On February 18, 1993, Bernardo, and his guardian ad litem Arlie Bernardo, filed with
the Regional Trial Court of Dumaguete a complaint for damages arising from quasi-delict
against petitioner as owner of the truck and his driver. RTC ruled that Gerosano was
negligent and it was the direct and proximate cause of the incident. It also held petitioner
liable as employer. CA affirmed in toto the RTC.

ISSUE:
Whether or not petitioner is liable and whether or not Bernardo was guilty of
contributory negligence

HELD:
YES.

RATIO:
From the way the truck reacted to the application of the brakes, it can be shown that
Gerosano was driving at a fast speed because the brakes skidded a lengthy 48 ft. as shown
in the sketch of the police. There was also only one tire mark which meant that the brakes
of the truck were not aligned properly, otherwise, there would have been 2 tire marks. It is
the negligent act of the petitioners driver of driving the cargo truck at a fast speed coupled
with faulty brakes which was the proximate cause of the respondent Bernardos injury. As
employer of Gerosano, petitioner is primarily and solitarily liable for the quasi-delict
committed by the former. He is presumed to be negligent in the selection of his employee
which petitioner failed to overcome. He failed to show that he examined driver Gerosano as
to his qualifications, experience and records.

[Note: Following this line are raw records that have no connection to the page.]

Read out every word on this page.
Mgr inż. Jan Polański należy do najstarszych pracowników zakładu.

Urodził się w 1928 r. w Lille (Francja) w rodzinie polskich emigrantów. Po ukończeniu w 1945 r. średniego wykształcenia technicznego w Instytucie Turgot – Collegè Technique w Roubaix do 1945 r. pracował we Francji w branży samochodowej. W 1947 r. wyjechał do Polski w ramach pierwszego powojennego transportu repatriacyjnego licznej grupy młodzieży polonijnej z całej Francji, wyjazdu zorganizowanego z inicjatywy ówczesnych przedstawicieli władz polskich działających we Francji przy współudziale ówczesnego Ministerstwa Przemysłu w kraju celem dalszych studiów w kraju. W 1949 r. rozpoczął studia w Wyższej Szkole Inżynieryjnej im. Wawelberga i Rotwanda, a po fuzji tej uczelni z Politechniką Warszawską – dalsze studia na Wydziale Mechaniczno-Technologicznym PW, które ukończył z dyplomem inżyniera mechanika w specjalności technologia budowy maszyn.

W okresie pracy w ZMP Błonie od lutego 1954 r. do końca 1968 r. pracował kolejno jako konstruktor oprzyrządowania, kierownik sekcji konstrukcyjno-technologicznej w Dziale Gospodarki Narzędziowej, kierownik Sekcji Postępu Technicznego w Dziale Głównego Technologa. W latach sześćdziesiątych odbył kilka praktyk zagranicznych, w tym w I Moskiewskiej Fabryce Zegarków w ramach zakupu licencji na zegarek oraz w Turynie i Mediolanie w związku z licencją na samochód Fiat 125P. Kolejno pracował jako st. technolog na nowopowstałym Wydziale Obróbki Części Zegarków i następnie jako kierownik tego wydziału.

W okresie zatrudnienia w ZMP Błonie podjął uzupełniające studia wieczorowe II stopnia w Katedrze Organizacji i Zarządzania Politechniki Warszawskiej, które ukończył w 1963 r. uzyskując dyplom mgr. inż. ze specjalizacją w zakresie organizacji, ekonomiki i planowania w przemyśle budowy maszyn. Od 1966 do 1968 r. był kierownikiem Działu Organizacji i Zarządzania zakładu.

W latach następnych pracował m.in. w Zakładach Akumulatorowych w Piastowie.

Bernardo is guilty of contributory negligence by standing at the rear portion of the


jeep. Contributory Negligence is conduct on the part of the injured party, contributing as a
legal cause to the harm he has suffered, which falls below the standard to which he is
required to conform for his own protection. Bernardos act of standing on the left rear
portion showed his lack of ordinary care and foresight that such act could cause him harm
or put his life in danger. To hold a person as having contributed to his injuries, it must be
shown that he performed an act that brought about his injuries in disregard of warning or
signs of an impending danger to health and body. Quinquillera (jeepney driver) was also
negligent because there was overloading which is in violation of traffic rules and regulations.
He also allowed Bernardo to stand on the left rear of his jeep. There is also a presumption of
negligence on the part of the owner of the jeep, Bandoquillo, to which she did not rebut.